Le gouvernement a récemment fait pression sur le groupe PSA pour qu’il renonce à transférer certains de ses ouvriers polonais à Hordain (Nord). Ils étaient supposés renforcer les effectifs sur place et accélérer la reprise de la production. Le constructeur a fini par céder, malgré l’urgence de la situation et l’importance de cette démarche pour le redémarrage de son activité.

L’industrie automobile relance les débats sur la solidarité européenne en pleine crise du Covid-19

En raison d'une décision stratégique de PSA, l'ex Sevelnord (Société européenne des véhicules légers du Nord) s'est retrouvée au centre de vives polémiques ces dernières semaines. Le constructeur souhaitait en effet importer des ouvriers venant de ses autres unités de production. Selon ses détracteurs, cette démarche priverait d'emploi les intérimaires français au profit des travailleurs polonais.

L'usine en question s'étend sur deux communes, Hordain et Lieu Saint-Amand. Elle est dédiée à l'assemblage de VUL (véhicules utilitaires légers) et de VP (voitures particulières). Par ailleurs, le site produit des voitures pour plusieurs marques incontournables en assurance auto, à savoir Peugeot, Opel, Citroën, Toyota et Vauxhall.

Une question de solidarité européenne

Même si la démarche est assez déconcertante, l'initiative du groupe PSA est justifiée pour le Medef, face au contexte actuel et aux spécificités de cette structure. Le constructeur doit en effet prendre des décisions en fonction de la situation de l'ensemble de sa chaîne de production. Les transferts entre sites ne sont donc pas à exclure dans le cadre de sa stratégie globale.


Comme l'a noté Geoffroy Roux de Bézieux, président du Medef :

On serait en France, il y aurait une usine en sous-activité à Montbéliard et une usine en suractivité à Hordain, on déplacerait les gens pour trois mois, ça ne poserait pas de problème. Là, c'est parce qu'il y a des frontières entre les deux…

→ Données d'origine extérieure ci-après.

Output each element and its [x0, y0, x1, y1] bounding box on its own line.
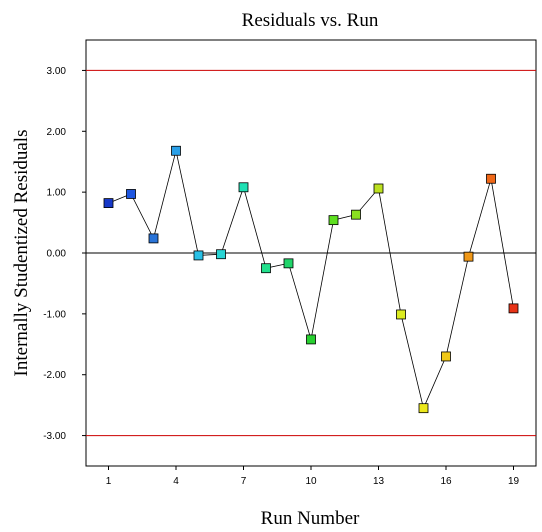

Il ajoute que la réaction de l'exécutif tend à remettre en question l'idée de solidarité européenne. Il s'agit pourtant d'un principe important sur le Vieux Continent, au même titre que l'harmonisation fiscale et sociale entre ses pays.

Dans cette optique, Geoffroy Roux de Bézieux a déjà milité pour la mise en place d'un SMIC à l'échelle européenne. Selon lui :

L'idée du SMIC européen, qui serait un SMIC en pourcentage du salaire médian, c'est une idée à laquelle il faut réfléchir.

Un changement de perspective indispensable

La position du Medef a suscité les mêmes réactions que l'idée initiale de PSA. Les critiques concernent notamment la protection de « l'emploi des Français ». Selon les détracteurs du projet, l'industriel a des obligations envers les contribuables en raison des fonds publics débloqués pour son sauvetage. Suivant cette logique, toute opinion contraire va à l'encontre de l'intérêt du pays.

Geoffroy Roux de Bézieux a souligné dans Le Grand Jury :

Je comprends l'émotion que ça a pu susciter. […] Mais, c'est un sujet complexe, parce que c'est un sujet de solidarité européenne.

Autrement dit, le problème doit être abordé sous une perspective plus large, surtout avec un groupe de la taille de PSA. La France doit par ailleurs apporter sa contribution face à la crise actuelle, en tant que membre à part entière de l'Union européenne.

Comme l'a expliqué celui qui préside de Medef :

Ces salariés-là, ils sont en sous-activité en Pologne, et le risque, c'est qu'il y ait un plan de licenciement en Pologne […] Si chacun se replie sur son égoïsme national, on n'y arrivera pas.

De plus, PSA avait prévu de payer les ouvriers polonais aux normes salariales françaises. Ainsi, le groupe ne peut pas être accusé de dumping social.